A memória que se luta para preservar em Ainda Estou Aqui não é a de uma única pessoa. Ela alcança dois pólos fundamentais quando se trata de relembrar o regime ditatorial: a memória como exercício de aprendizado e resistência, e a recordação individual daqueles que sofreram diretamente as desumanidades do fascismo. A memória aqui não é a de uma única pessoa, mas a dos espaços que vão perdendo vitalidade, assim como as vidas que abrigou. A memória, por fim, é mutável, se revigora, porque é preciso seguir em frente. Outrossim, a carne torna as lembranças falhas. O ser humano se esquece, envelhece, sofre de doenças que comprometem aquilo que de mais valioso guardamos de nossa existência, que é a reminiscência de nossa trajetória e das pessoas que amamos. A Super 8 que é usada pela família para gravar os momentos felizes, as fotografias, e até as notícias de jornal aqui são recursos preciosíssimos que servirão de auxílio para o resgate daquilo que o corpo, por si só, não é capaz de manter.
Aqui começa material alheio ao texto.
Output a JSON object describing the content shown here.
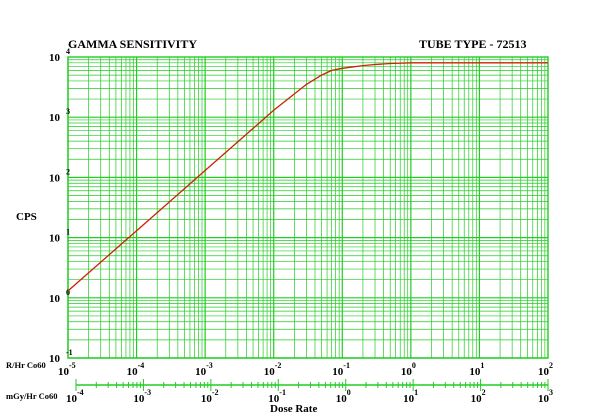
{
  "chart_data": {
    "type": "line",
    "title_left": "GAMMA SENSITIVITY",
    "title_right": "TUBE TYPE - 72513",
    "ylabel": "CPS",
    "xlabel": "Dose Rate",
    "y_scale": "log",
    "ylim": [
      0.1,
      10000
    ],
    "y_ticks": [
      {
        "base": "10",
        "exp": "-1"
      },
      {
        "base": "10",
        "exp": "0"
      },
      {
        "base": "10",
        "exp": "1"
      },
      {
        "base": "10",
        "exp": "2"
      },
      {
        "base": "10",
        "exp": "3"
      },
      {
        "base": "10",
        "exp": "4"
      }
    ],
    "x_scale": "log",
    "xlim": [
      1e-05,
      100
    ],
    "x_axis_primary": {
      "label": "R/Hr Co60",
      "ticks": [
        {
          "base": "10",
          "exp": "-5"
        },
        {
          "base": "10",
          "exp": "-4"
        },
        {
          "base": "10",
          "exp": "-3"
        },
        {
          "base": "10",
          "exp": "-2"
        },
        {
          "base": "10",
          "exp": "-1"
        },
        {
          "base": "10",
          "exp": "0"
        },
        {
          "base": "10",
          "exp": "1"
        },
        {
          "base": "10",
          "exp": "2"
        }
      ]
    },
    "x_axis_secondary": {
      "label": "mGy/Hr Co60",
      "range": [
        0.0001,
        1000
      ],
      "ticks": [
        {
          "base": "10",
          "exp": "-4"
        },
        {
          "base": "10",
          "exp": "-3"
        },
        {
          "base": "10",
          "exp": "-2"
        },
        {
          "base": "10",
          "exp": "-1"
        },
        {
          "base": "10",
          "exp": "0"
        },
        {
          "base": "10",
          "exp": "1"
        },
        {
          "base": "10",
          "exp": "2"
        },
        {
          "base": "10",
          "exp": "3"
        }
      ]
    },
    "grid": true,
    "series": [
      {
        "x": [
          1e-05,
          0.0001,
          0.001,
          0.01,
          0.03,
          0.05,
          0.07,
          0.1,
          0.2,
          0.3,
          0.5,
          1,
          3,
          10,
          100
        ],
        "y": [
          1.3,
          13,
          130,
          1300,
          3500,
          5000,
          6000,
          6500,
          7200,
          7500,
          7800,
          8000,
          8000,
          8000,
          8000
        ]
      }
    ],
    "colors": {
      "grid": "#22cc22",
      "curve": "#cc2200",
      "axis": "#22cc22"
    }
  }
}
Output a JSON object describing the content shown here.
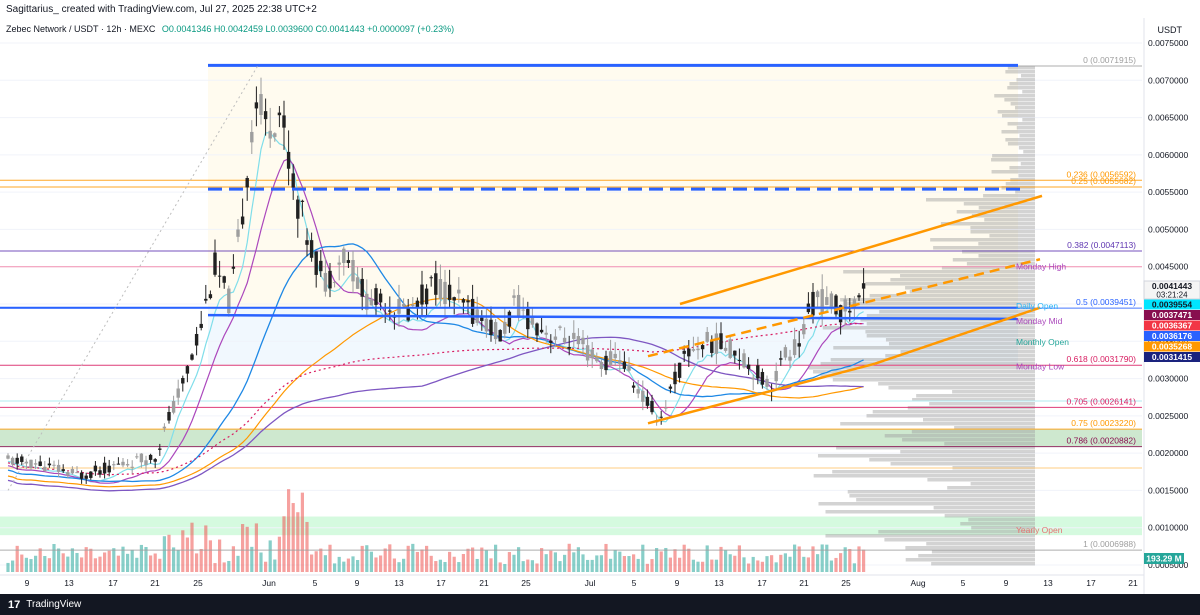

Sutilmente, Walter Salles vai nos recordar também a maravilha que é seu ofício como instrumento que vai acalentar nosso desesperado medo de esquecer e ser esquecido. É o medo de Dora, de Central do Brasil, em sua carta para Josué, “Tenho saudade do meu pai, tenho saudade de tudo.” É a carta que Vera vai mandar para sua família, nos mesmos dizeres: “Tenho saudade de tudo.”